Japanese Prime Minister Taro Aso's Cabinet members on Tuesday approved a plan to revise the industrial revitalization law, laying the groundwork for a program to publicly support companies finding it difficult to raise funds amid the global economic crisis.
Should the law be revised, the government-backed Japan Finance Corporation will be able to compensate a large portion of losses banks may incur after providing loans or investing in ailing companies outside the financial sector.
The government will set aside about 1.5 trillion yen for the emergency program, which will run through March 31, 2010.
By creating such a guarantee program, the government is hoping to make it easier for banks to finance firms that have trouble raising capital in the wake of the crisis.
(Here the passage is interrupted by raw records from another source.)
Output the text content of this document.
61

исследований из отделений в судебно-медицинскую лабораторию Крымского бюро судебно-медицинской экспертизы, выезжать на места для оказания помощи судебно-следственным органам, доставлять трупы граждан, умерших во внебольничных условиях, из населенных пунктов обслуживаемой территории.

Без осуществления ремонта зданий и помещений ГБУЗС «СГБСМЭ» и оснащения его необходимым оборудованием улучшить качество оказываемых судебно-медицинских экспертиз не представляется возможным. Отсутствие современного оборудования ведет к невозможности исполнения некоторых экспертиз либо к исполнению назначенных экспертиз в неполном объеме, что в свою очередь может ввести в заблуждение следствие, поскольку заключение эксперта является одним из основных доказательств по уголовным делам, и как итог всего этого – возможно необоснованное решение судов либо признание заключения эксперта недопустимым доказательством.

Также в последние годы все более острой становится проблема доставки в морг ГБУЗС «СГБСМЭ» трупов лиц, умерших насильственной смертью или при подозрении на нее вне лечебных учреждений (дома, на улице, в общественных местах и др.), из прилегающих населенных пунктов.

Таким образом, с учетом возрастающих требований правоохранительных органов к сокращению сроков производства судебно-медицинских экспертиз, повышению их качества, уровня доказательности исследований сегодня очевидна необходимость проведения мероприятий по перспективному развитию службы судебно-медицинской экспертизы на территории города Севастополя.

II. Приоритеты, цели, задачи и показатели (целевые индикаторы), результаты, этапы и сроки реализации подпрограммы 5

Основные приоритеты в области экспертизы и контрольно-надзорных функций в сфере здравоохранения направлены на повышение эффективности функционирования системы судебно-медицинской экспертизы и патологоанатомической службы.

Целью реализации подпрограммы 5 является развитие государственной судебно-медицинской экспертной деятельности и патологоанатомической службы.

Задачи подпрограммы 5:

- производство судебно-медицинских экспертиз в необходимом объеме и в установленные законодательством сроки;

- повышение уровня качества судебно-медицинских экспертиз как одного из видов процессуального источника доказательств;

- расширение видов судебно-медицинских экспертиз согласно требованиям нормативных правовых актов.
Under the program, the state-owned financial institution would likely compensate between 50 per cent and 80 per cent of possible losses on loans or investments by the Development Bank of Japan or commercial banks, according to the Ministry of Economy, Trade and Industry.
The government-affiliated development bank or other banks, which could also join in the initiative, will use their own money to buy shares in companies that have been approved by the ministry as needing special assistance, based on criteria of the industrial revitalization law.
Companies that would be eligible for the special program would only be those having growth potential, a great impact on the job market and deep ties to regional economies, according to the ministry.
The program, therefore, is mainly targeting big companies, ministry officials said.